The irony is that on Chickenhead we didn't really know what was in store for us. We got off just at dark on the final day after grunting for yet another day. Tom had to follow a descending traverse that I led as the 28th pitch, and he'd finally had enough. The technical difficulties he encountered were complex, but suffice it to say that he had some harsh words for the Big Stone as he struggled with this last stumbling block. On the final pitch, a chimney, he dared El Cap to try and get in his face anymore and raced up it at breakneck speed. At dusk on the seventh day, after 29 rope lengths, we pulled up to a ledge on the summit plateau of El Capitan and threw our harnesses off and lay back and laughed and drank and wondered how we'd done it.

I won't bore you with a description of the hike down. It was the most painful part of the whole climb, as we each carried haul bags that weighed in excess of 100 pounds.

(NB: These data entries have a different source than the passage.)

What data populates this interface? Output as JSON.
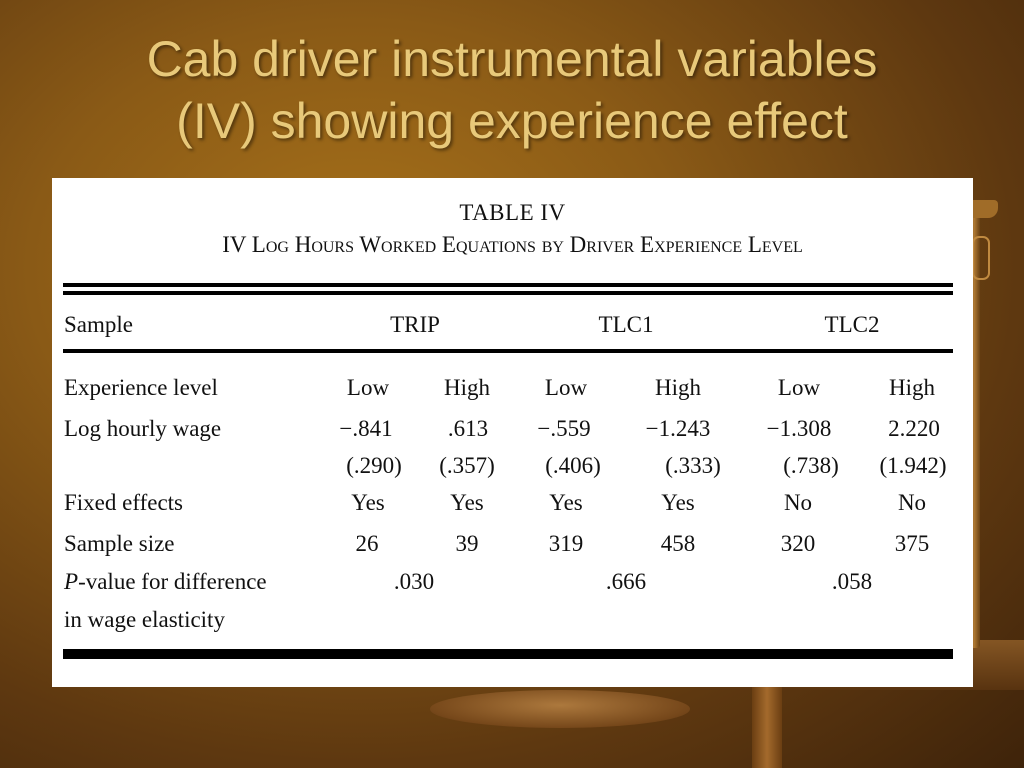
{
  "slide": {
    "title_line1": "Cab driver instrumental variables",
    "title_line2": "(IV) showing experience effect"
  },
  "table": {
    "title": "TABLE IV",
    "subtitle": "IV Log Hours Worked Equations by Driver Experience Level",
    "sample_label": "Sample",
    "groups": [
      "TRIP",
      "TLC1",
      "TLC2"
    ],
    "rows": {
      "experience": {
        "label": "Experience level",
        "values": [
          "Low",
          "High",
          "Low",
          "High",
          "Low",
          "High"
        ]
      },
      "wage": {
        "label": "Log hourly wage",
        "values": [
          "−.841",
          ".613",
          "−.559",
          "−1.243",
          "−1.308",
          "2.220"
        ]
      },
      "se": {
        "values": [
          "(.290)",
          "(.357)",
          "(.406)",
          "(.333)",
          "(.738)",
          "(1.942)"
        ]
      },
      "fixed": {
        "label": "Fixed effects",
        "values": [
          "Yes",
          "Yes",
          "Yes",
          "Yes",
          "No",
          "No"
        ]
      },
      "size": {
        "label": "Sample size",
        "values": [
          "26",
          "39",
          "319",
          "458",
          "320",
          "375"
        ]
      },
      "pvalue": {
        "label_p": "P",
        "label_rest": "-value for difference",
        "label_line2": "in wage elasticity",
        "values": [
          ".030",
          ".666",
          ".058"
        ]
      }
    }
  }
}
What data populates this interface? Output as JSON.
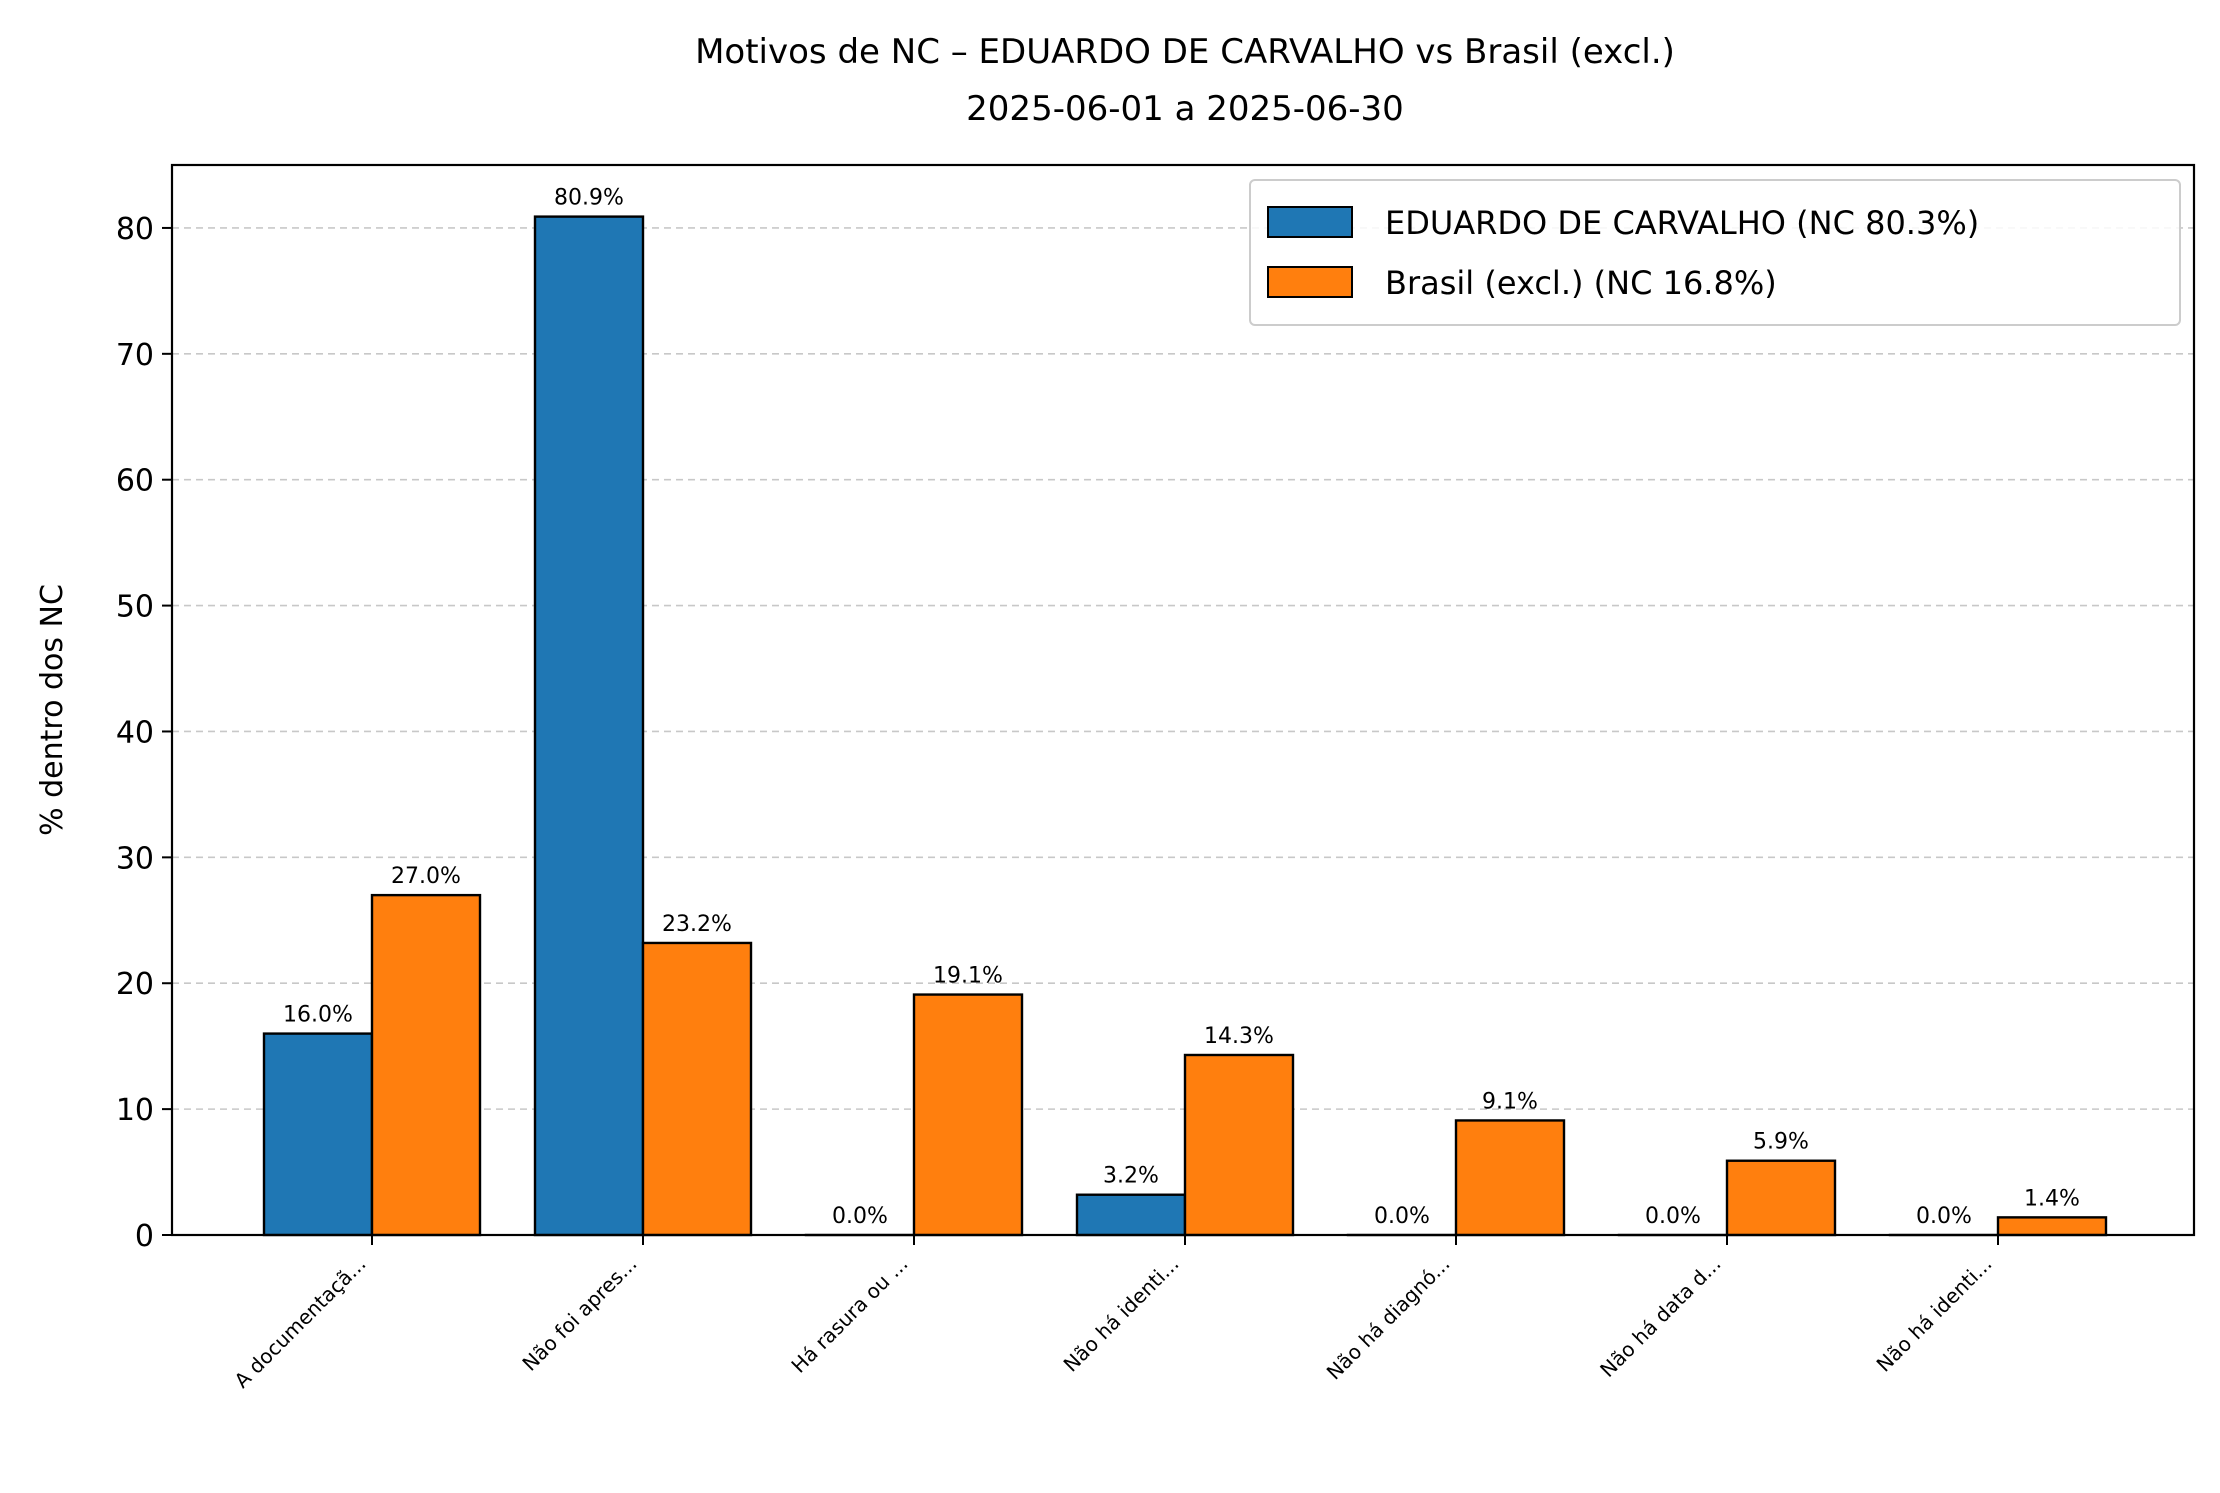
{
  "chart_data": {
    "type": "bar",
    "title": "Motivos de NC – EDUARDO DE CARVALHO vs Brasil (excl.)",
    "subtitle": "2025-06-01 a 2025-06-30",
    "xlabel": "",
    "ylabel": "% dentro dos NC",
    "ylim": [
      0,
      85
    ],
    "yticks": [
      0,
      10,
      20,
      30,
      40,
      50,
      60,
      70,
      80
    ],
    "grid": "y dashed",
    "legend_position": "top-right",
    "categories": [
      "A documentaçã...",
      "Não foi apres...",
      "Há rasura ou ...",
      "Não há identi...",
      "Não há diagnó...",
      "Não há data d...",
      "Não há identi..."
    ],
    "series": [
      {
        "name": "EDUARDO DE CARVALHO (NC 80.3%)",
        "color": "#1f77b4",
        "values": [
          16.0,
          80.9,
          0.0,
          3.2,
          0.0,
          0.0,
          0.0
        ],
        "labels": [
          "16.0%",
          "80.9%",
          "0.0%",
          "3.2%",
          "0.0%",
          "0.0%",
          "0.0%"
        ]
      },
      {
        "name": "Brasil (excl.) (NC 16.8%)",
        "color": "#ff7f0e",
        "values": [
          27.0,
          23.2,
          19.1,
          14.3,
          9.1,
          5.9,
          1.4
        ],
        "labels": [
          "27.0%",
          "23.2%",
          "19.1%",
          "14.3%",
          "9.1%",
          "5.9%",
          "1.4%"
        ]
      }
    ]
  }
}
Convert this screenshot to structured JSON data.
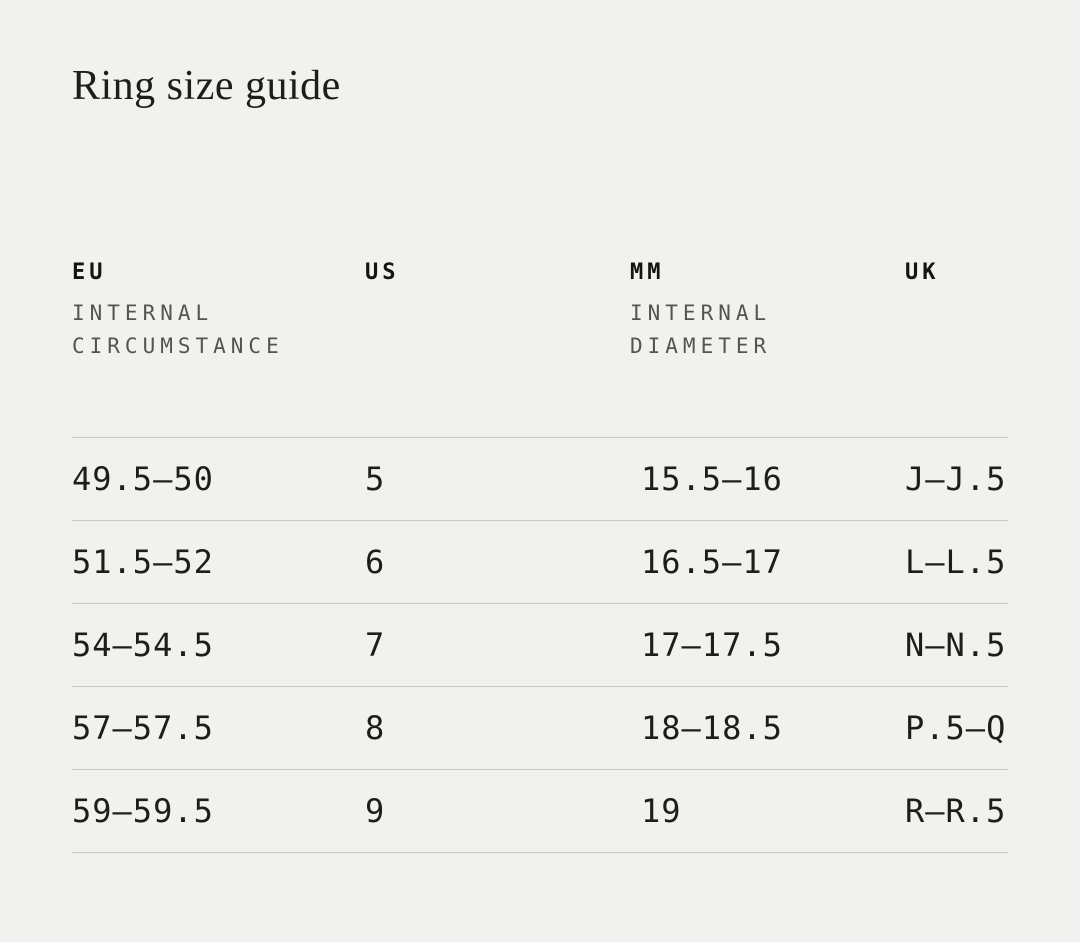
{
  "page": {
    "title": "Ring size guide"
  },
  "colors": {
    "background": "#f1f1ef",
    "text": "#1d1d1b",
    "subheader_text": "#55554f",
    "divider_line": "#c7c7c3"
  },
  "table": {
    "columns": [
      {
        "key": "eu",
        "label": "EU",
        "sublabel_line1": "INTERNAL",
        "sublabel_line2": "CIRCUMSTANCE"
      },
      {
        "key": "us",
        "label": "US",
        "sublabel_line1": "",
        "sublabel_line2": ""
      },
      {
        "key": "mm",
        "label": "MM",
        "sublabel_line1": "INTERNAL",
        "sublabel_line2": "DIAMETER"
      },
      {
        "key": "uk",
        "label": "UK",
        "sublabel_line1": "",
        "sublabel_line2": ""
      }
    ],
    "rows": [
      {
        "eu": "49.5—50",
        "us": "5",
        "mm": "15.5—16",
        "uk": "J—J.5"
      },
      {
        "eu": "51.5—52",
        "us": "6",
        "mm": "16.5—17",
        "uk": "L—L.5"
      },
      {
        "eu": "54—54.5",
        "us": "7",
        "mm": "17—17.5",
        "uk": "N—N.5"
      },
      {
        "eu": "57—57.5",
        "us": "8",
        "mm": "18—18.5",
        "uk": "P.5—Q"
      },
      {
        "eu": "59—59.5",
        "us": "9",
        "mm": "19",
        "uk": "R—R.5"
      }
    ]
  }
}
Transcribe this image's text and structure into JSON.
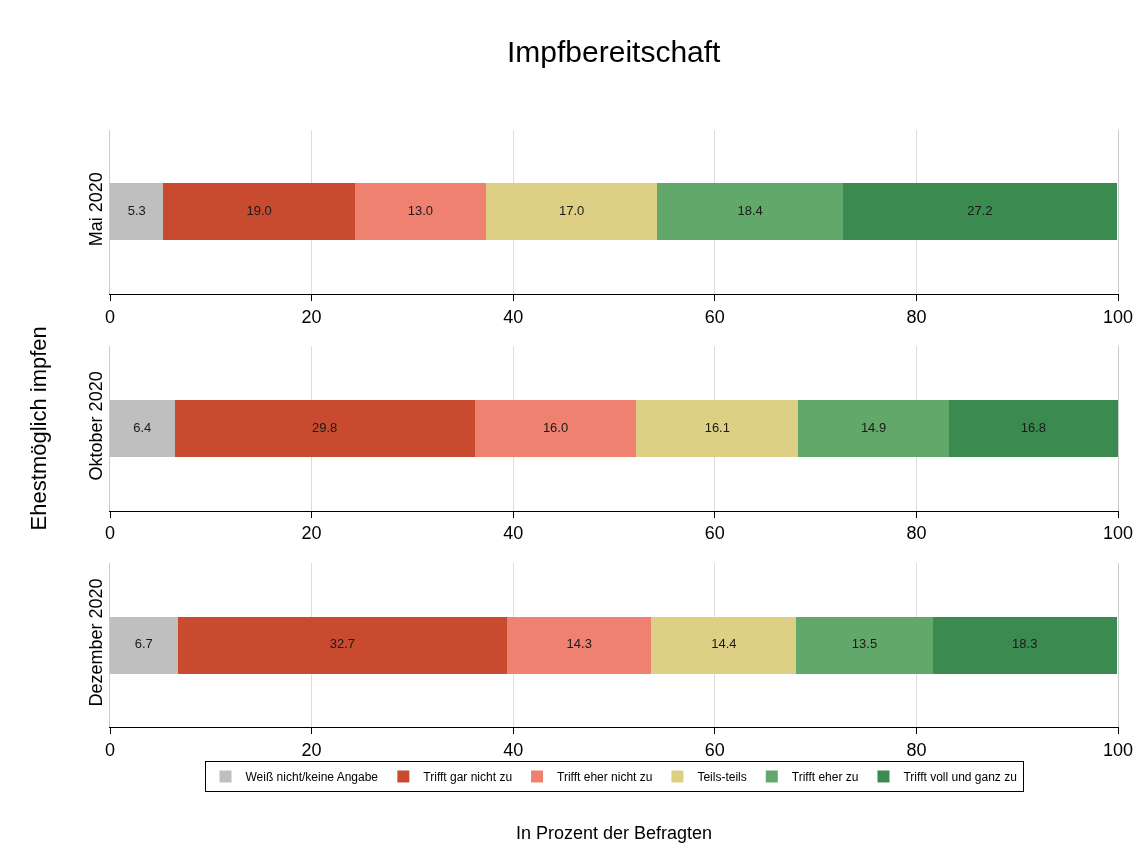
{
  "chart_data": [
    {
      "type": "bar",
      "orientation": "horizontal",
      "stacked": true,
      "title": "Impfbereitschaft",
      "categories": [
        "Mai 2020"
      ],
      "xlim": [
        0,
        100
      ],
      "xticks": [
        0,
        20,
        40,
        60,
        80,
        100
      ],
      "grid": "x",
      "legend": false,
      "series": [
        {
          "color": "#bfbfbf",
          "values": [
            5.3
          ],
          "value_labels": [
            "5.3"
          ]
        },
        {
          "color": "#c84b2f",
          "values": [
            19.0
          ],
          "value_labels": [
            "19.0"
          ]
        },
        {
          "color": "#ee8170",
          "values": [
            13.0
          ],
          "value_labels": [
            "13.0"
          ]
        },
        {
          "color": "#ddd084",
          "values": [
            17.0
          ],
          "value_labels": [
            "17.0"
          ]
        },
        {
          "color": "#62a86a",
          "values": [
            18.4
          ],
          "value_labels": [
            "18.4"
          ]
        },
        {
          "color": "#3b8a50",
          "values": [
            27.2
          ],
          "value_labels": [
            "27.2"
          ]
        }
      ]
    },
    {
      "type": "bar",
      "orientation": "horizontal",
      "stacked": true,
      "ylabel": "Ehestmöglich impfen",
      "categories": [
        "Oktober 2020"
      ],
      "xlim": [
        0,
        100
      ],
      "xticks": [
        0,
        20,
        40,
        60,
        80,
        100
      ],
      "grid": "x",
      "legend": false,
      "series": [
        {
          "color": "#bfbfbf",
          "values": [
            6.4
          ],
          "value_labels": [
            "6.4"
          ]
        },
        {
          "color": "#c84b2f",
          "values": [
            29.8
          ],
          "value_labels": [
            "29.8"
          ]
        },
        {
          "color": "#ee8170",
          "values": [
            16.0
          ],
          "value_labels": [
            "16.0"
          ]
        },
        {
          "color": "#ddd084",
          "values": [
            16.1
          ],
          "value_labels": [
            "16.1"
          ]
        },
        {
          "color": "#62a86a",
          "values": [
            14.9
          ],
          "value_labels": [
            "14.9"
          ]
        },
        {
          "color": "#3b8a50",
          "values": [
            16.8
          ],
          "value_labels": [
            "16.8"
          ]
        }
      ]
    },
    {
      "type": "bar",
      "orientation": "horizontal",
      "stacked": true,
      "xlabel": "In Prozent der Befragten",
      "categories": [
        "Dezember 2020"
      ],
      "xlim": [
        0,
        100
      ],
      "xticks": [
        0,
        20,
        40,
        60,
        80,
        100
      ],
      "grid": "x",
      "legend": "bottom",
      "series": [
        {
          "name": "Weiß nicht/keine Angabe",
          "color": "#bfbfbf",
          "values": [
            6.7
          ],
          "value_labels": [
            "6.7"
          ]
        },
        {
          "name": "Trifft gar nicht zu",
          "color": "#c84b2f",
          "values": [
            32.7
          ],
          "value_labels": [
            "32.7"
          ]
        },
        {
          "name": "Trifft eher nicht zu",
          "color": "#ee8170",
          "values": [
            14.3
          ],
          "value_labels": [
            "14.3"
          ]
        },
        {
          "name": "Teils-teils",
          "color": "#ddd084",
          "values": [
            14.4
          ],
          "value_labels": [
            "14.4"
          ]
        },
        {
          "name": "Trifft eher zu",
          "color": "#62a86a",
          "values": [
            13.5
          ],
          "value_labels": [
            "13.5"
          ]
        },
        {
          "name": "Trifft voll und ganz zu",
          "color": "#3b8a50",
          "values": [
            18.3
          ],
          "value_labels": [
            "18.3"
          ]
        }
      ]
    }
  ]
}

I tweaked my back stumbling on uneven terrain near the top of El Cap and ended up with a pinched nerve in my right arm that leaves two fingers numb even as I type this. During the ten hour ordeal Tom kept repeating " I don't know if we can make it." But I knew we could, and we did. Now I don't much remember the agony of the hike, and find myself daydreaming about the Headwall as I try to pretend that I'm the same person who started the climb only two weeks ago. I'm not.